At Hagarty Cellars, all my wines are either quietly sleeping or proceeding through ML. I had an opportunity to procure some California North Coast Cabernet Sauvignon this year. But, the pH and tartaric acid levels were somewhat unbalanced. Rather than put the wine through ML and lose some of its character, I have chosen to emphasize its fruit forward aspects and blocked the secondary ferm from occurring. This technique comes with a certain element of risk. One does not want a malolactic fermentation to occur in a finished bottle—unless of course you’re after cloudy and fizzy wine. Thus, I will extend age the Cab and treat it with sufficient levels of SO2 to avoid such a pitfall.

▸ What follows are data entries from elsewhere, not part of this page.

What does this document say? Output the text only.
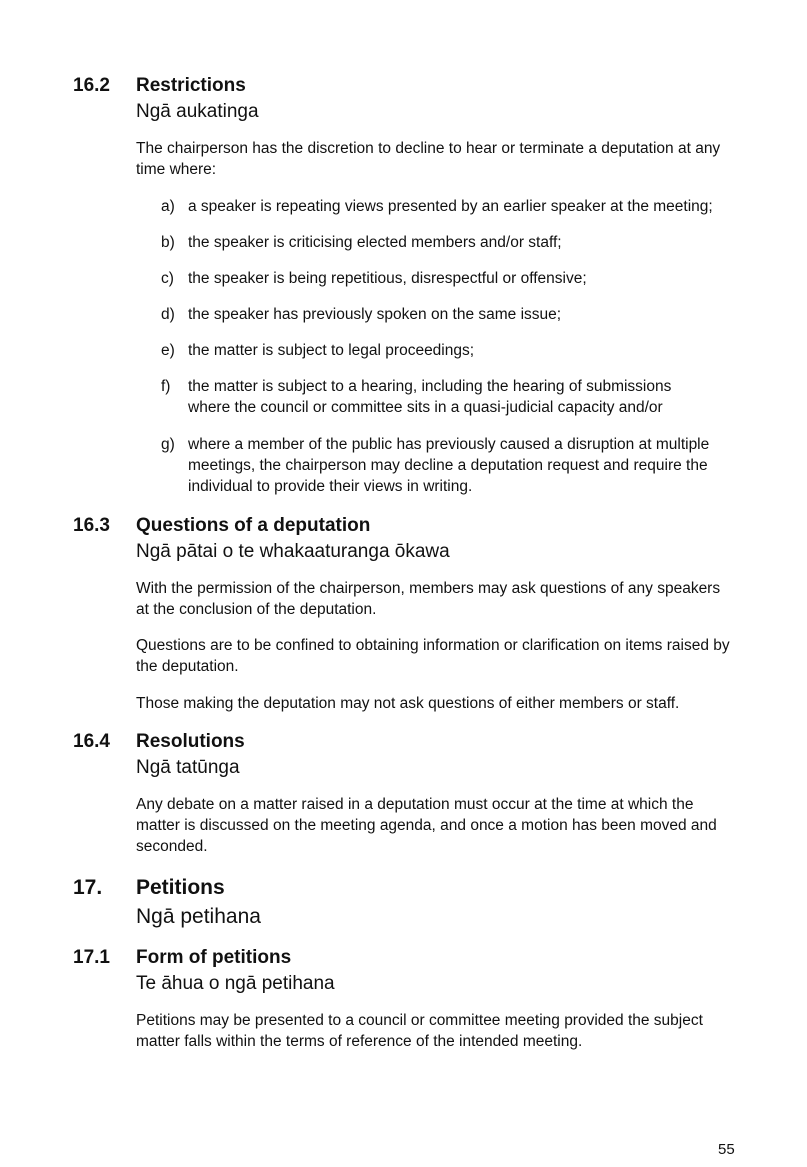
16.2 Restrictions
Ngā aukatinga
The chairperson has the discretion to decline to hear or terminate a deputation at any time where:
a) a speaker is repeating views presented by an earlier speaker at the meeting;
b) the speaker is criticising elected members and/or staff;
c) the speaker is being repetitious, disrespectful or offensive;
d) the speaker has previously spoken on the same issue;
e) the matter is subject to legal proceedings;
f)	the matter is subject to a hearing, including the hearing of submissions where the council or committee sits in a quasi-judicial capacity and/or
g) where a member of the public has previously caused a disruption at multiple meetings, the chairperson may decline a deputation request and require the individual to provide their views in writing.
16.3 Questions of a deputation
Ngā pātai o te whakaaturanga ōkawa
With the permission of the chairperson, members may ask questions of any speakers at the conclusion of the deputation.
Questions are to be confined to obtaining information or clarification on items raised by the deputation.
Those making the deputation may not ask questions of either members or staff.
16.4 Resolutions
Ngā tatūnga
Any debate on a matter raised in a deputation must occur at the time at which the matter is discussed on the meeting agenda, and once a motion has been moved and seconded.
17. Petitions
Ngā petihana
17.1 Form of petitions
Te āhua o ngā petihana
Petitions may be presented to a council or committee meeting provided the subject matter falls within the terms of reference of the intended meeting.
55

On the other hand, my Petit Verdot, almost black in color, is gently perking its way through ML, a process that can take several weeks, even months, to finish. Ditto my Cabernet Franc.

Many of my whites are finishing up ML and in a few weeks I will rack, or siphon, the wine off its lees, or dead yeast cells. Then, a protective shot of sulfur will be added and I’ll haul the six-gallon carboys up to my garage. There they will sleep in the chilly air for three months as the wine cold stabilizes. If I did not take such action, and bottled the wine in May, as soon as I stuck a finished bottle in the fridge it would begin to precipitate “wine crystals”, or tartrates. While not a flaw, most wine drinkers are not enamored with the unsightly but harmless crystal shards lying at the bottle of a bottle or glass.

The months ahead are a quiet time for a home winemaker. Other than an occasional racking of a carboy, it’s a period of maturing for the baby wines. Of course, the fun part is all those test sips I’m required to perform during the long winter months.

But hey, it’s all part of making wine.